Depuis l’élection de Sarkozy,  nombre  de bonnes âmes tentent de nous convaincre que nous vivons sous un régime politique de nature différente du précédent.

Qu’ils soient de droite ou de gauche des journalistes, des experts en tous genres, doctes professeurs formés dans les universités de notre société capitaliste et qui en distillent les idées ont écrit à ce sujet,. Il s’agit là d’un phénomène somme toute habituel, mais d’autres catégories de gens les rejoignent.

Dès l’élection présidentielle, certains à gauche avaient prévenu que la nature du régime était en jeu ; d’un peu partout, et pas seulement en France, s’étaient élevées des voix demandant fermement à tous un alignement inconditionnel pour barrer la route au dangereux Sarkozy. Certains avaient même critiqué les positions de "Communistes" dont les militants avaient refusé de choisir entre les deux tenants du Capital. On avait entendu évoquer une soi-disant menace fasciste, ce qui prouve, s’il le fallait, que les mots n’ont rien à gagner à être lancés à tout bout de champ, affadis ou vidés de leur sens. Ce torrent de poncifs idéologiques consiste simplement à présenter le gouvernement actuel comme le seul et unique responsable de tous nos maux, en oubliant sciemment qu’il n’est pas arrivé "ex nihilo"(1) mais que, point par point, il a repris et aggravé les politiques de ses prédécesseurs.

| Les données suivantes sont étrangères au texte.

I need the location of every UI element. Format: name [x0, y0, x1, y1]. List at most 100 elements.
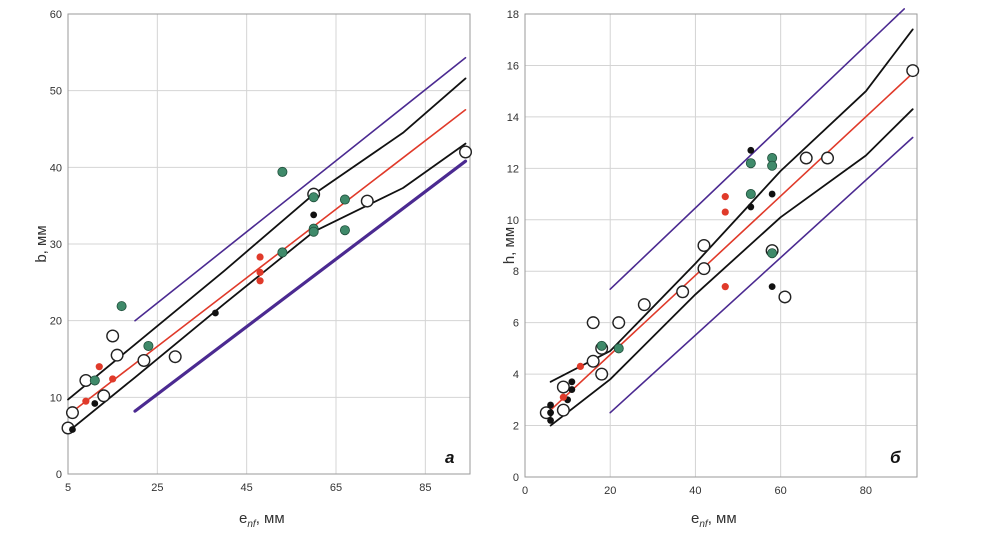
data-point-teal: [339, 194, 350, 205]
data-point-black: [69, 426, 76, 433]
y-tick-label: 50: [50, 86, 62, 98]
y-tick-label: 6: [513, 318, 519, 330]
data-point-black: [547, 417, 554, 424]
data-point-teal: [596, 340, 607, 351]
x-tick-label: 60: [775, 485, 787, 497]
prediction-limit-line: [609, 136, 914, 414]
y-tick-label: 20: [50, 316, 62, 328]
data-point-teal: [308, 192, 319, 203]
data-point-black: [547, 401, 554, 409]
plot-frame: [524, 13, 918, 478]
x-tick-label: 25: [151, 482, 163, 494]
data-point-open: [65, 406, 79, 420]
x-axis-title-unit: мм: [264, 510, 285, 527]
data-point-open: [799, 151, 813, 165]
fit-line: [549, 72, 914, 411]
data-point-open: [586, 316, 600, 330]
data-point-black: [91, 400, 99, 407]
y-tick-label: 18: [507, 9, 519, 21]
chart-a-svg: 5 25 45 65 85 0 10 20 30 40 50 60 enf, мм b, мм а: [33, 9, 473, 530]
y-tick-label: 10: [507, 215, 519, 227]
y-tick-label: 4: [513, 369, 519, 381]
data-point-open: [697, 238, 711, 252]
data-point-teal: [767, 160, 778, 171]
x-tick-label: 80: [860, 485, 872, 497]
data-point-teal: [767, 248, 778, 259]
data-point-red: [721, 208, 729, 216]
x-axis-title-unit: мм: [716, 510, 737, 527]
x-axis-title: enf, мм: [691, 510, 737, 530]
x-axis-title-sep: ,: [708, 510, 716, 527]
data-point-red: [82, 397, 90, 405]
data-point-red: [109, 375, 117, 383]
data-point-open: [697, 262, 711, 276]
confidence-band-line: [549, 28, 914, 383]
data-point-teal: [745, 189, 756, 200]
data-point-open: [586, 354, 600, 368]
prediction-limit-line: [609, 8, 906, 291]
data-point-open: [637, 298, 651, 312]
y-tick-label: 60: [50, 9, 62, 21]
fit-line: [67, 109, 467, 416]
y-tick-label: 8: [513, 266, 519, 278]
data-point-red: [256, 277, 264, 285]
data-point-black: [747, 146, 755, 154]
data-point-teal: [277, 166, 288, 177]
data-point-red: [721, 193, 729, 201]
data-point-black: [568, 386, 576, 393]
data-point-open: [97, 389, 111, 403]
data-point-red: [256, 253, 264, 261]
data-point-red: [559, 393, 567, 401]
y-axis-title: b, мм: [33, 225, 50, 262]
data-point-teal: [745, 158, 756, 169]
x-axis-title: enf, мм: [239, 510, 285, 530]
prediction-limit-line: [133, 159, 468, 413]
x-axis-title-main: e: [691, 510, 699, 527]
y-tick-label: 0: [513, 472, 519, 484]
chart-b-svg: 0 20 40 60 80 0 2 4 6 8 10 12 14 16 18 enf, мм h, мм б: [501, 8, 920, 530]
data-point-black: [747, 203, 755, 211]
data-point-open: [137, 354, 151, 368]
y-tick-label: 10: [50, 392, 62, 404]
data-point-teal: [308, 226, 319, 237]
x-tick-label: 40: [689, 485, 701, 497]
data-point-red: [256, 268, 264, 276]
data-point-open: [778, 290, 792, 304]
data-point-open: [556, 380, 570, 394]
data-point-black: [568, 378, 576, 386]
y-tick-label: 0: [56, 469, 62, 481]
x-axis-title-main: e: [239, 510, 247, 527]
y-tick-label: 2: [513, 421, 519, 433]
panel-label: а: [445, 448, 454, 467]
data-point-teal: [339, 225, 350, 236]
confidence-band-line: [549, 108, 914, 427]
y-tick-label: 30: [50, 239, 62, 251]
data-point-red: [721, 283, 729, 291]
data-point-black: [768, 190, 776, 198]
data-point-red: [95, 363, 103, 371]
y-axis-title: h, мм: [501, 227, 518, 264]
data-point-teal: [116, 301, 127, 312]
chart-panel-b: 0 20 40 60 80 0 2 4 6 8 10 12 14 16 18 enf, мм h, мм б: [492, 0, 984, 544]
x-axis-title-sub: nf: [699, 519, 709, 530]
data-point-black: [547, 409, 554, 417]
data-point-black: [310, 211, 318, 219]
panel-label: б: [890, 448, 901, 467]
data-point-teal: [613, 343, 624, 354]
data-point-black: [212, 309, 219, 317]
data-point-open: [676, 285, 690, 299]
plot-frame: [67, 13, 471, 475]
data-point-teal: [143, 340, 154, 351]
data-point-open: [556, 403, 570, 417]
data-point-black: [768, 283, 776, 291]
y-tick-label: 16: [507, 60, 519, 72]
data-point-open: [595, 367, 609, 381]
x-tick-label: 0: [522, 485, 528, 497]
y-tick-label: 14: [507, 112, 519, 124]
data-point-open: [106, 329, 120, 343]
x-tick-label: 5: [65, 482, 71, 494]
data-point-open: [612, 316, 626, 330]
data-point-open: [360, 194, 374, 208]
data-point-open: [906, 64, 920, 78]
prediction-limit-line: [134, 56, 467, 322]
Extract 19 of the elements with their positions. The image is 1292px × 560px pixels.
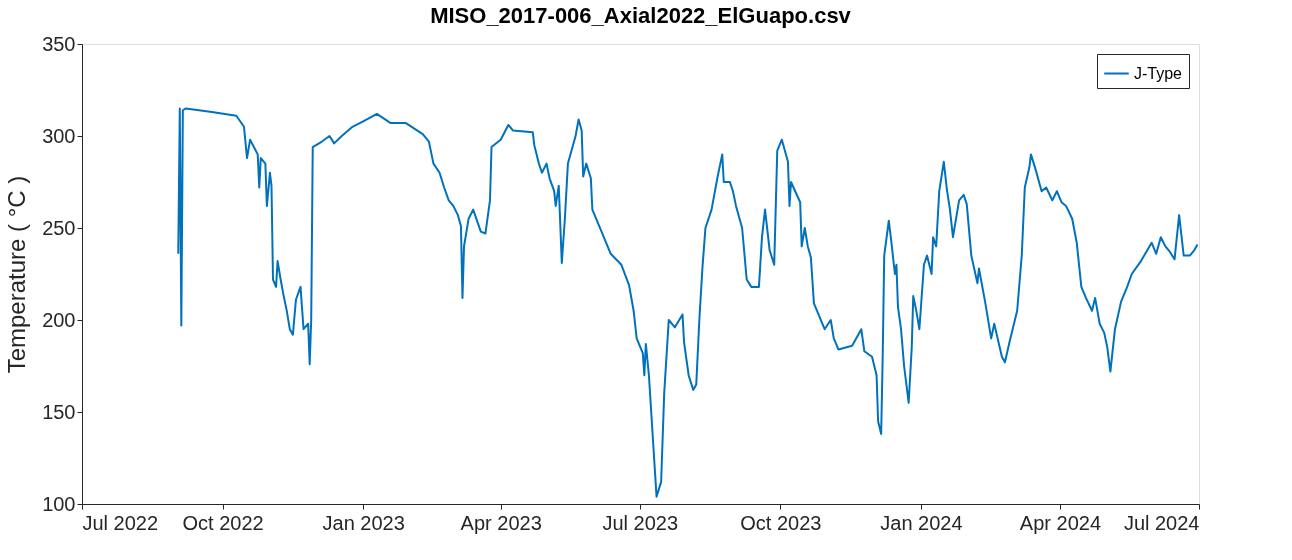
x-tick-label: Apr 2024 [1019,511,1102,534]
y-tick-label: 250 [42,216,76,239]
y-tick-label: 200 [42,308,76,331]
y-tick-label: 350 [42,32,76,55]
y-tick-label: 150 [42,400,76,423]
chart-title: MISO_2017-006_Axial2022_ElGuapo.csv [430,3,852,28]
y-tick-label: 100 [42,492,76,515]
x-tick-label: Jul 2024 [1123,511,1200,534]
x-tick-label: Oct 2022 [182,511,264,534]
y-axis-title: Temperature ( °C ) [3,175,31,374]
legend-label: J-Type [1134,64,1183,82]
line-series [177,107,1199,498]
y-tick-label: 300 [42,124,76,147]
x-tick-label: Jul 2023 [602,511,679,534]
x-tick-label: Jul 2022 [82,511,159,534]
x-tick-label: Jan 2024 [880,511,963,534]
x-tick-label: Apr 2023 [460,511,542,534]
x-tick-label: Jan 2023 [322,511,405,534]
x-tick-label: Oct 2023 [740,511,822,534]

Il est notamment de bon ton d’insister sur le caractère personnel du pouvoir, ce qui constitue une sacrée découverte après plus de cinquante ans de Vème République, de critiquer la méthode des gouvernants plutôt que le contenu de leur politique, avec le sempiternel reproche de manque de concertation.

Depuis quelques temps, certains en appellent à la défense des valeurs de la République qui seraient attaquées par ce soi-disant "nouveau régime". Plusieurs essayistes ont expliqué les phénomènes qui font de la présidence de Sarkozy un retour à l’Ancien Régime ; et, depuis la scandaleuse expulsion organisée des Roms et des gens du voyage, beaucoup de voix dénoncent la trahison de ces fameuses valeurs de la République.

Le mythe du nouveau régime et des valeurs de la République

Tout cela n’est qu’un gigantesque leurre. Avec l’arrivée de Sarkozy à la présidence de la République, la France n’a pas changé de régime politique ; c’est le même depuis 150 ans : le capitalisme. Nous vivons toujours sous la dictature de la bourgeoisie qui a choisi en 2007 pour gouverner celui de ses représentants qui lui paraissait le plus efficace, le plus approprié, mais qui en choisira un autre sans aucun état d’âme en 2012, si cela est nécessaire.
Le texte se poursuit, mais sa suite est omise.